Professor Raine received his bachelor's degree in Experimental Psychology from Oxford University in 1977, and his D.Phil. in Psychology from the University of York in 1982. After working as a prison psychologist, a lecturer in Behavioural Sciences at Nottingham University, and Director of the Mauritius Child Health project, he emigrated to the USA in 1987 where he was endowed with the Robert G. Wright Professorship of Psychology at USC in 1999.

Achieving international recognition for his research, he has won 18 awards, and published five books and over 350 journal articles.

Professor Sir Michael Brady (FRS, FREng, FMedSci)

Professor Sir Michael Brady has made outstanding contributions to developing computer-based post-processing for a variety of medical images. He has applied his work to a wide range of medical problems, particularly breast, liver, and colorectal cancer. His theoretical work has led to improved image quality, increased image precision, and substantially improved the robustness and accuracy of medical image analysis.

An Emeritus Professor of Oncological Imaging at Oxford University, he has a strong commitment to commercialisation of science, in particular to entrepreneurial activity.

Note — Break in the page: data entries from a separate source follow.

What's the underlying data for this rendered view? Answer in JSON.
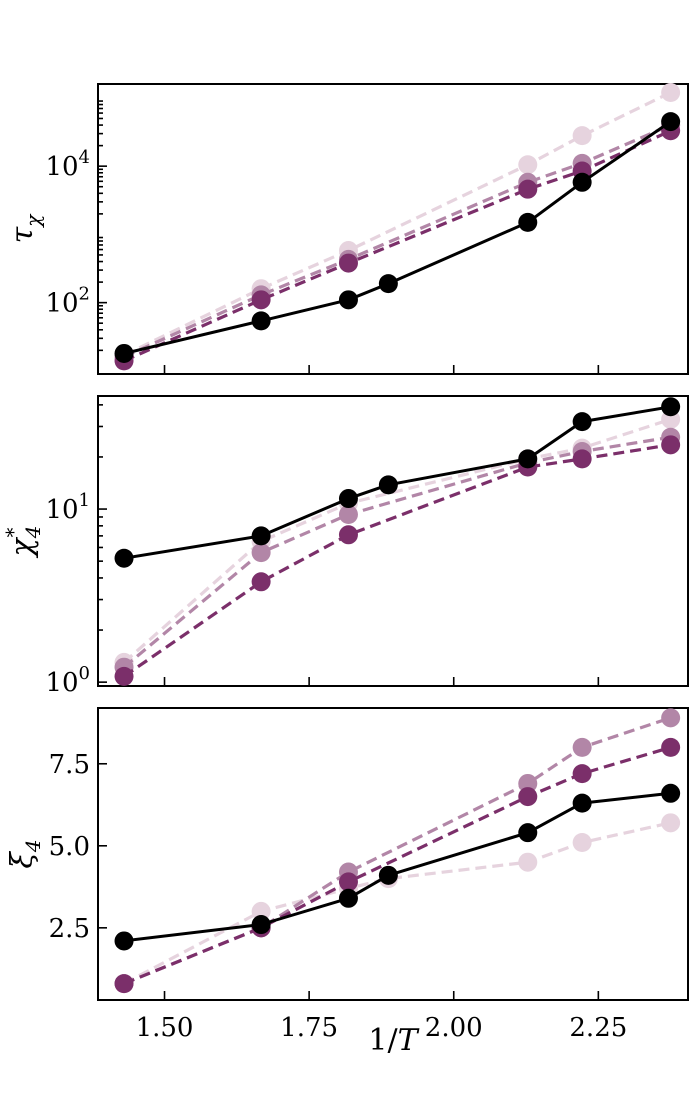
{
  "chart_data": [
    {
      "type": "line",
      "panel": "top",
      "yscale": "log",
      "ylabel": "τχ",
      "ylim": [
        9,
        160000
      ],
      "yticks": [
        {
          "value": 100,
          "base": "10",
          "exp": "2"
        },
        {
          "value": 10000,
          "base": "10",
          "exp": "4"
        }
      ],
      "xlim": [
        1.385,
        2.405
      ],
      "series": [
        {
          "name": "series-lightest",
          "color": "#e6d3de",
          "dashed": true,
          "x": [
            1.43,
            1.667,
            1.818,
            2.128,
            2.222,
            2.375
          ],
          "y": [
            17,
            160,
            580,
            10500,
            28000,
            120000
          ]
        },
        {
          "name": "series-light",
          "color": "#b286a7",
          "dashed": true,
          "x": [
            1.43,
            1.667,
            1.818,
            2.128,
            2.222,
            2.375
          ],
          "y": [
            16,
            130,
            430,
            5800,
            11000,
            40000
          ]
        },
        {
          "name": "series-dark",
          "color": "#7b2f6a",
          "dashed": true,
          "x": [
            1.43,
            1.667,
            1.818,
            2.128,
            2.222,
            2.375
          ],
          "y": [
            14,
            110,
            380,
            4600,
            8500,
            33000
          ]
        },
        {
          "name": "series-black",
          "color": "#000000",
          "dashed": false,
          "x": [
            1.43,
            1.667,
            1.818,
            1.887,
            2.128,
            2.222,
            2.375
          ],
          "y": [
            18,
            54,
            110,
            190,
            1500,
            5800,
            45000
          ]
        }
      ]
    },
    {
      "type": "line",
      "panel": "middle",
      "yscale": "log",
      "ylabel": "χ*4",
      "ylim": [
        0.95,
        45
      ],
      "yticks": [
        {
          "value": 1,
          "base": "10",
          "exp": "0"
        },
        {
          "value": 10,
          "base": "10",
          "exp": "1"
        }
      ],
      "xlim": [
        1.385,
        2.405
      ],
      "series": [
        {
          "name": "series-lightest",
          "color": "#e6d3de",
          "dashed": true,
          "x": [
            1.43,
            1.667,
            1.818,
            2.128,
            2.222,
            2.375
          ],
          "y": [
            1.3,
            6.5,
            10.8,
            19.5,
            22.5,
            33
          ]
        },
        {
          "name": "series-light",
          "color": "#b286a7",
          "dashed": true,
          "x": [
            1.43,
            1.667,
            1.818,
            2.128,
            2.222,
            2.375
          ],
          "y": [
            1.22,
            5.6,
            9.3,
            18.5,
            21.5,
            26
          ]
        },
        {
          "name": "series-dark",
          "color": "#7b2f6a",
          "dashed": true,
          "x": [
            1.43,
            1.667,
            1.818,
            2.128,
            2.222,
            2.375
          ],
          "y": [
            1.08,
            3.8,
            7.1,
            17.5,
            19.5,
            23.5
          ]
        },
        {
          "name": "series-black",
          "color": "#000000",
          "dashed": false,
          "x": [
            1.43,
            1.667,
            1.818,
            1.887,
            2.128,
            2.222,
            2.375
          ],
          "y": [
            5.2,
            7.0,
            11.5,
            13.8,
            19.5,
            32,
            39
          ]
        }
      ]
    },
    {
      "type": "line",
      "panel": "bottom",
      "yscale": "linear",
      "ylabel": "ξ4",
      "xlabel": "1/T",
      "ylim": [
        0.3,
        9.2
      ],
      "yticks": [
        {
          "value": 2.5,
          "label": "2.5"
        },
        {
          "value": 5.0,
          "label": "5.0"
        },
        {
          "value": 7.5,
          "label": "7.5"
        }
      ],
      "xlim": [
        1.385,
        2.405
      ],
      "xticks": [
        {
          "value": 1.5,
          "label": "1.50"
        },
        {
          "value": 1.75,
          "label": "1.75"
        },
        {
          "value": 2.0,
          "label": "2.00"
        },
        {
          "value": 2.25,
          "label": "2.25"
        }
      ],
      "series": [
        {
          "name": "series-lightest",
          "color": "#e6d3de",
          "dashed": true,
          "x": [
            1.43,
            1.667,
            1.818,
            1.887,
            2.128,
            2.222,
            2.375
          ],
          "y": [
            0.8,
            3.0,
            3.7,
            4.0,
            4.5,
            5.1,
            5.7
          ]
        },
        {
          "name": "series-light",
          "color": "#b286a7",
          "dashed": true,
          "x": [
            1.43,
            1.667,
            1.818,
            2.128,
            2.222,
            2.375
          ],
          "y": [
            0.8,
            2.5,
            4.2,
            6.9,
            8.0,
            8.9
          ]
        },
        {
          "name": "series-dark",
          "color": "#7b2f6a",
          "dashed": true,
          "x": [
            1.43,
            1.667,
            1.818,
            2.128,
            2.222,
            2.375
          ],
          "y": [
            0.8,
            2.5,
            3.9,
            6.5,
            7.2,
            8.0
          ]
        },
        {
          "name": "series-black",
          "color": "#000000",
          "dashed": false,
          "x": [
            1.43,
            1.667,
            1.818,
            1.887,
            2.128,
            2.222,
            2.375
          ],
          "y": [
            2.1,
            2.6,
            3.4,
            4.1,
            5.4,
            6.3,
            6.6
          ]
        }
      ]
    }
  ]
}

A BP Professor of Information Engineering at Oxford University from 1985 to 2010, he was previously a Senior Research Scientist in the Artificial Intelligence Laboratory at the Massachusetts Institute of Technology (MIT). He is a Fellow of the Royal Society, the Royal Academy of Engineering, the Academy of Medical Sciences, the Institute of Physics, the British Computer Society, and an Honorary Fellow of the Institution of Engineering and Technology.